Tous dans le même bateau du changement climatique
Au cours de cette semaine passée à l’Institut Lassalle en Suisse, nous naviguions entre conférences, expériences et exercices en groupe. Je faisais partie des participants « expérimentées de la vie », les organisateurs avaient en majorité convié des jeunes de 20 à 35 ans. La petite dizaine de « vieux » dont moi, était là pour s’ouvrir l’esprit et pour permettre une rencontre intergénérationnelle sur un thème très fédérateur. Nous avons rapidement fait connaissance en atelier, nous étions appelés à parler de nos ressentis face au changement climatique. Ces moments de confidences nous ont permis de nous mettre d’égal à égal et cela a rapidement levé la barrière des décennies ! Au fur et à mesure des jours, nous avons construit ensemble des messages d’espérance pour continuer à prendre soin de la planète.
J’ai été touchée de constater que les jeunes étaient convaincus de la véracité des propos des experts climatiques quand tant de gens de ma génération préfèrent faire comme s’ils n’avaient rien entendu. Cela m’a fait du bien de partager des idées communes. Les participants reconnaissaient tous que nous vivons une phase de transition : il est impossible de penser le futur sans avoir de prise de conscience écologique.
J’ai été marquée par les ateliers proposés par l’économiste autrichien Christian Felber qui nous a parlé de l’économie du bien commun. C’est un modèle d’économie différent fondé sur la justice sociale et la démocratie ; les citoyens sont des acteurs centraux.
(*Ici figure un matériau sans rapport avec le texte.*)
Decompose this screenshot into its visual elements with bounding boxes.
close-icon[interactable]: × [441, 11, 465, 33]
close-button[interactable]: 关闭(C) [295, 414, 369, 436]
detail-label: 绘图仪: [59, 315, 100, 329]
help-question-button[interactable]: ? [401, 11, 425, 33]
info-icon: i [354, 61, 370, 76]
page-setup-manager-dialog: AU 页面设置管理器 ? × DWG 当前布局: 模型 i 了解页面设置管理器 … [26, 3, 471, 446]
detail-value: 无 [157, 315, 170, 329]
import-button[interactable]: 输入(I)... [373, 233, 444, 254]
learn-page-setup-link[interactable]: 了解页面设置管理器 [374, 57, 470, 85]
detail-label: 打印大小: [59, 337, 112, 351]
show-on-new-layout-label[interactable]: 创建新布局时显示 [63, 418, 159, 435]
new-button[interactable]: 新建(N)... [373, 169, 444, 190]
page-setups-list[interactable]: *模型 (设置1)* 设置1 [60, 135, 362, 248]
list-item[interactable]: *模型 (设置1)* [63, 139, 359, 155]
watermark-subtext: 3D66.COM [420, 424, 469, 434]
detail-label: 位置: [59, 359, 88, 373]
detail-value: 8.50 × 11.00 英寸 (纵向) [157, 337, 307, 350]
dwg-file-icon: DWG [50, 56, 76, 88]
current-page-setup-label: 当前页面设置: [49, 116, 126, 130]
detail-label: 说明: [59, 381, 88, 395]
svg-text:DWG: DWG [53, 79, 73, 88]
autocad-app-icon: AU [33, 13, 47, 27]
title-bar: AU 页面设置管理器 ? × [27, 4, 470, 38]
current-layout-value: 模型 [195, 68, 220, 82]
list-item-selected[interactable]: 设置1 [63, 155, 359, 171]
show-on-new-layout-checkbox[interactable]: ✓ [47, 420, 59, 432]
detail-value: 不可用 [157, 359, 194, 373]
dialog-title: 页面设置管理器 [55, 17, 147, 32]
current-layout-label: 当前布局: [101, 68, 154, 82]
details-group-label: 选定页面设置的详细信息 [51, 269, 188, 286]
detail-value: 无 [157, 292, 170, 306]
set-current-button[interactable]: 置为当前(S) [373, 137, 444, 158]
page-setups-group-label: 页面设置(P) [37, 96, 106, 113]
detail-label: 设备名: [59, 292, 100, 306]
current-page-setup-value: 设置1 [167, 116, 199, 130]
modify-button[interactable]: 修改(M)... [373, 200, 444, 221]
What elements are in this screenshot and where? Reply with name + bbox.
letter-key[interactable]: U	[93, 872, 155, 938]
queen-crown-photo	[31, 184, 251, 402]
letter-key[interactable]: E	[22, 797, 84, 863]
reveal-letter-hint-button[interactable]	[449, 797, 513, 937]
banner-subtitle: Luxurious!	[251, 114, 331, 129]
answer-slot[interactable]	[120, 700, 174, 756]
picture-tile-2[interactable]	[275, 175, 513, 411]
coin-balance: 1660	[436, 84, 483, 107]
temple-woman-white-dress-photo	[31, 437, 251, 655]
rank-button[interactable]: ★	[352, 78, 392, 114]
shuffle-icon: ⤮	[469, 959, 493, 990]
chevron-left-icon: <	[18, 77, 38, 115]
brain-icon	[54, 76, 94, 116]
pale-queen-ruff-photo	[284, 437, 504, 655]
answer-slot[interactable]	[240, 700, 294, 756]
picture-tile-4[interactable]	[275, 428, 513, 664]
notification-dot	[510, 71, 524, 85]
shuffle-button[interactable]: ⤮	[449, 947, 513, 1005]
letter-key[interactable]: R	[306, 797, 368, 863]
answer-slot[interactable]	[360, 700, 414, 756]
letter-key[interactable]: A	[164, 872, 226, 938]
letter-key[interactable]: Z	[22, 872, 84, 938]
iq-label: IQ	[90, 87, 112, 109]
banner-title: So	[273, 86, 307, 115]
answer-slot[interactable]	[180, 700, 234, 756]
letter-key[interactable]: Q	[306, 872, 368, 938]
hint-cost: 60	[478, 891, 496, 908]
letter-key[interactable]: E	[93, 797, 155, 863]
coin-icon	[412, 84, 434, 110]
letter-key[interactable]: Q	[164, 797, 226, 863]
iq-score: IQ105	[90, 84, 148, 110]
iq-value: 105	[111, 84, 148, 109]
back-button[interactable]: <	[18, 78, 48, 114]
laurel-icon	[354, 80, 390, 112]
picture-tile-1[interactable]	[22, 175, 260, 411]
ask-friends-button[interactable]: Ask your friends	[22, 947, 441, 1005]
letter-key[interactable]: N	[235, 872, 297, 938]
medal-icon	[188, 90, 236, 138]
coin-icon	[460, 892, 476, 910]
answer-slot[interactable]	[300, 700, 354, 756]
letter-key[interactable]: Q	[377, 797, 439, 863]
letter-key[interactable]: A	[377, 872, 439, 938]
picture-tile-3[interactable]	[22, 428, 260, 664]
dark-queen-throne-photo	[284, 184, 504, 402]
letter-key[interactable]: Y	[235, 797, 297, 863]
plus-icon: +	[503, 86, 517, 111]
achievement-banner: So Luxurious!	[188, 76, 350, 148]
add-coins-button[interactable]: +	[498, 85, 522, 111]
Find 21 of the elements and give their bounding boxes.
Christian Felber propose par exemple d’intégrer dans le calcul du PIB des indicateurs sociaux et écologiques et non plus uniquement financiers. Tout le monde a le droit à des ressources que le monde peut nous donner, c’est dans la constitution des pays mais comment cela se traduit-il en définitif ? Nous pourrions construire un nouveau système économique qui prendrait en compte les personnes pauvres qui sont celles à être le plus impactées par le dérèglement climatique.
Personnellement, je trouve juste que les conséquences des changements climatiques touchent aussi l’Europe, qui est le continent qui a souffert le plus des hausses de température en 2023. Le dérèglement climatique a donc bien des conséquences pour l’ensemble des habitants de la Terre, pas seulement pour les plus pauvres et les moins influents. Ironie du sort, les Pays-Bas vont subir le même sort que notre ancienne colonie l’Indonésie. Le gouvernement est en train de bâtir une nouvelle capitale sur l’île de Bornéo où les populations de Jakarta seront contraintes d’être déplacées.
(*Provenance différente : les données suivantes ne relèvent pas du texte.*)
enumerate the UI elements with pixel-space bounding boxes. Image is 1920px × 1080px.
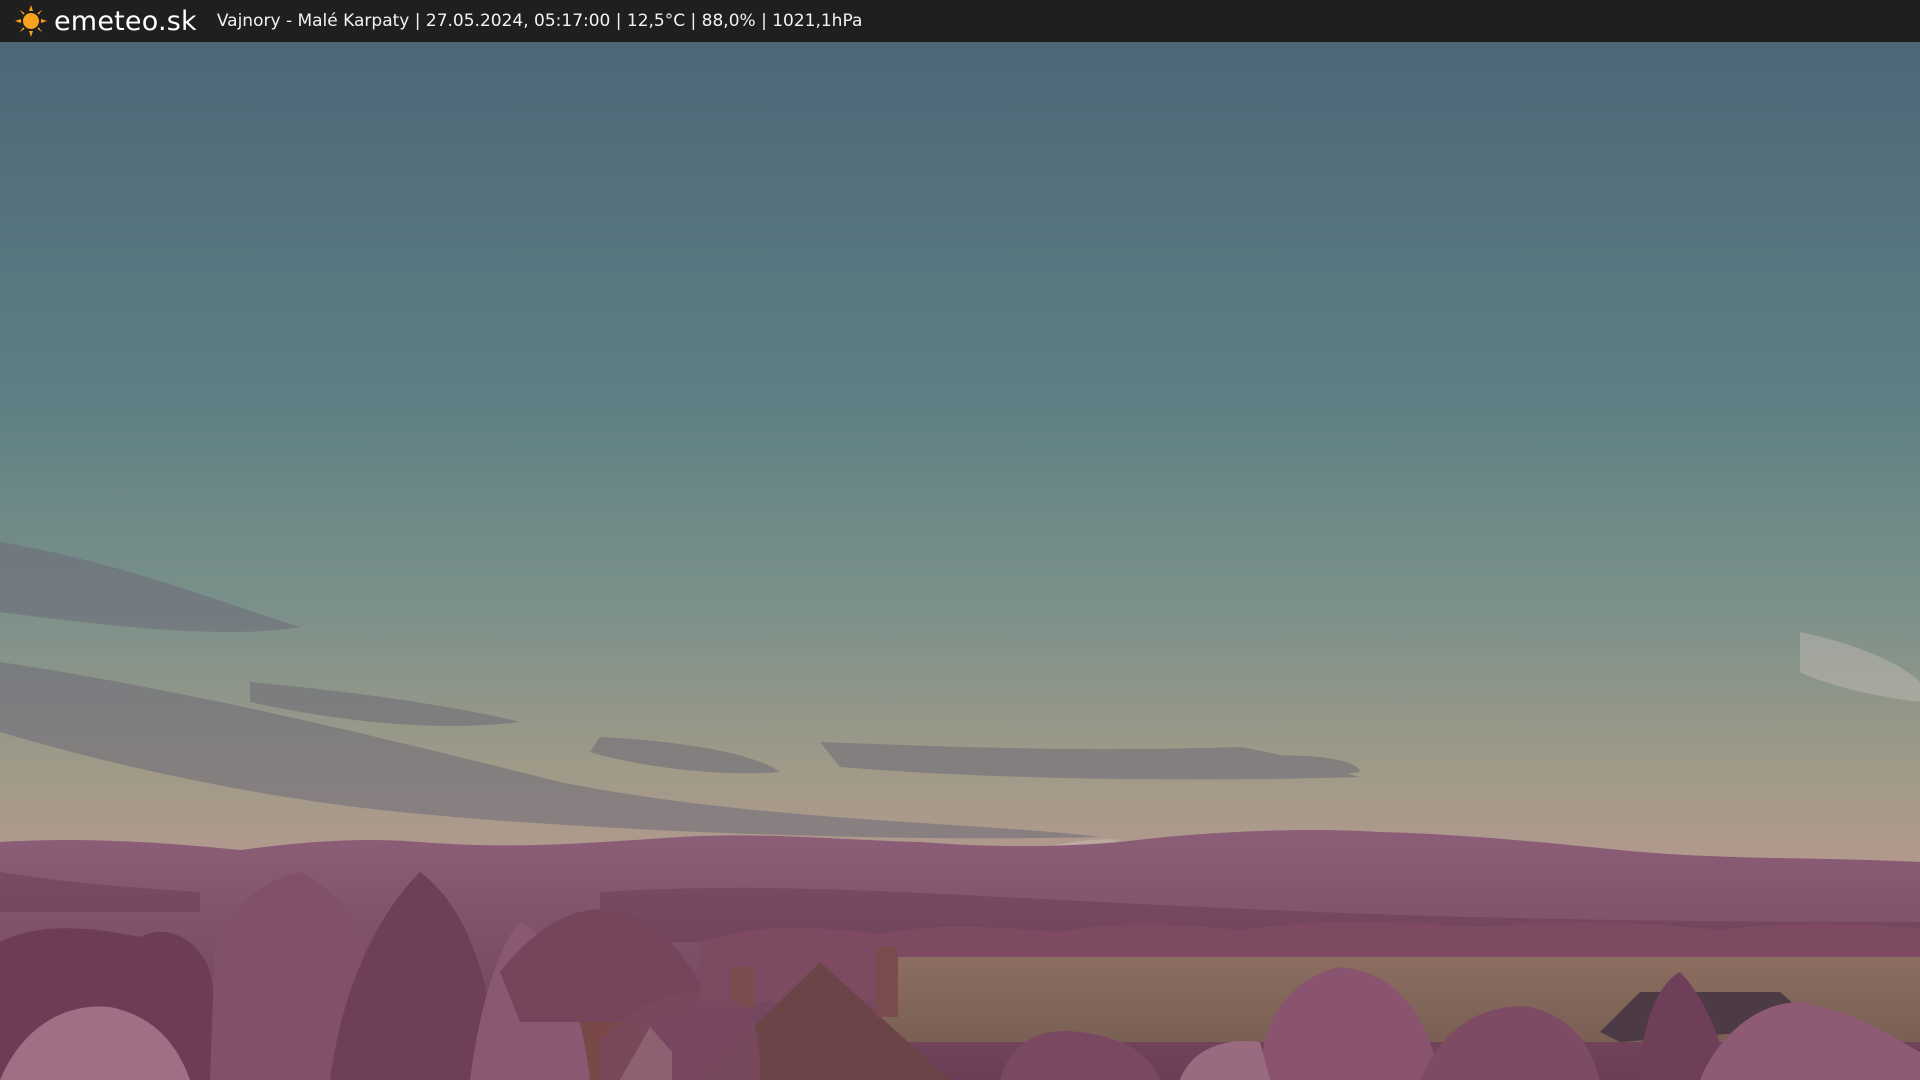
webcam-image [0, 42, 1920, 1080]
sun-icon [14, 4, 48, 38]
brand-name: emeteo.sk [54, 5, 197, 37]
station-caption: Vajnory - Malé Karpaty | 27.05.2024, 05:… [216, 11, 863, 31]
webcam-frame: emeteo.sk Vajnory - Malé Karpaty | 27.05… [0, 0, 1920, 1080]
header-bar: emeteo.sk Vajnory - Malé Karpaty | 27.05… [0, 0, 1920, 42]
site-logo[interactable]: emeteo.sk [14, 0, 197, 42]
Après la nourriture de l’Eco Summer Camp, il reste…
Avant de repartir chez nous, nous nous sommes écrit une lettre avec l’idée que nous ne pourrions la lire que huit mois plus tard. Revenir de l’Eco Summer Camp plein de bonnes résolutions, c’est facile le premier mois mais dans le temps, comment tenir ? Nous étions invités à coucher sur le papier les petits changements que nous souhaitions apporter à notre quotidien pour mieux prendre soin de la Terre. Nous avons décrit les découvertes que nous avons faites au cours de ce camp d’été, ce que nous avons retenu de ces moments alors que nous tendions tous vers le même engagement. Savoir que j’allais recevoir cette lettre m’a aidée à rester en mouvement, je ne voulais pas m’auto-décevoir ! J’ai vécu une conversion, un changement d’orientation. Sans le soutien du groupe, je ne pense pas qu’on puisse durer dans cette conversion, c’est ce que je me suis appliqué à chercher en revenant.
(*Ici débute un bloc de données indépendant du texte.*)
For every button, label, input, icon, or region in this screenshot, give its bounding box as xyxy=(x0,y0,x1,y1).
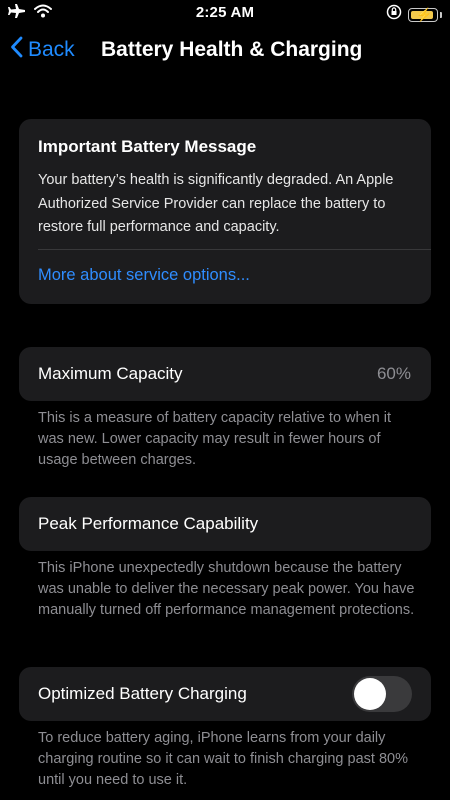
message-body: Your battery’s health is significantly d… xyxy=(38,172,394,235)
battery-charging-icon: ⚡ xyxy=(408,7,438,22)
maximum-capacity-value: 60% xyxy=(376,364,411,383)
back-label: Back xyxy=(28,37,75,61)
peak-performance-row: Peak Performance Capability xyxy=(19,497,431,551)
toggle-knob xyxy=(354,678,386,710)
maximum-capacity-footnote: This is a measure of battery capacity re… xyxy=(38,410,391,468)
nav-bar: Back Battery Health & Charging xyxy=(0,32,450,72)
maximum-capacity-row: Maximum Capacity 60% xyxy=(19,347,431,401)
back-button[interactable]: Back xyxy=(10,36,75,63)
battery-message-card: Important Battery Message Your battery’s… xyxy=(19,119,431,304)
chevron-left-icon xyxy=(10,36,24,63)
optimized-charging-toggle[interactable] xyxy=(352,676,412,712)
status-bar: 2:25 AM ⚡ xyxy=(0,0,450,26)
status-right: ⚡ xyxy=(386,4,442,25)
optimized-charging-footnote: To reduce battery aging, iPhone learns f… xyxy=(38,730,408,788)
orientation-lock-icon xyxy=(386,4,402,25)
peak-performance-label: Peak Performance Capability xyxy=(38,514,259,533)
service-options-link[interactable]: More about service options... xyxy=(38,266,250,285)
maximum-capacity-label: Maximum Capacity xyxy=(38,364,183,383)
divider xyxy=(38,249,431,250)
optimized-charging-row: Optimized Battery Charging xyxy=(19,667,431,721)
message-title: Important Battery Message xyxy=(38,137,257,156)
battery-tip xyxy=(440,11,442,18)
peak-performance-footnote: This iPhone unexpectedly shutdown becaus… xyxy=(38,560,415,618)
optimized-charging-label: Optimized Battery Charging xyxy=(38,684,247,703)
page-title: Battery Health & Charging xyxy=(101,38,363,61)
status-time: 2:25 AM xyxy=(195,4,255,21)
Se soutenir dans les petits pas
En revenant, je me suis organisée pour pouvoir transmettre ce que j’ai appris au camp d’été à d’autres compagnes et compagnons avec l’aide de CVX Europe qui coordonne et encourage les liens entre les 18 communautés nationales. Avec la CVX en Flandres, nous avons proposé une éco-balade basée sur le travail de Joanna Macy.Nous avons construit un parcours en 4 étapes grâce à celui créé par Christine Kristof (Anima terre) dont la dynamique est proche de celle des Exercices spirituels : tout d’abord l’émerveillement de la rencontre avec la nature, puis se rendre compte que la nature souffre, prendre conscience que nous participons à cette souffrance pour finir par un passage à la vie nouvelle en développant des pistes de conversion. C’est un parcours qui nous demande de faire appel à nos émotions : nous avons parlé aux plantes, nous avons échangé sur ce que nous ressentions. Nous avons invité les participants à réfléchir de quoi a besoin un arbre, une plante pour vivre dans la dignité. J’ai l’impression que ce que les participants ont majoritairement retenu c’est le fait de marcher consciemment dans la nature, cela leur arrive si peu ! Il y avait autant d’hommes que de femmes et même les hommes les plus rationnels ont parlé aux arbres ! Cette éco-balade en plus d’être un pas vers la conversion écologique ne serait-elle pas un moyen de réunir hommes et femmes autour d’une cause commune ?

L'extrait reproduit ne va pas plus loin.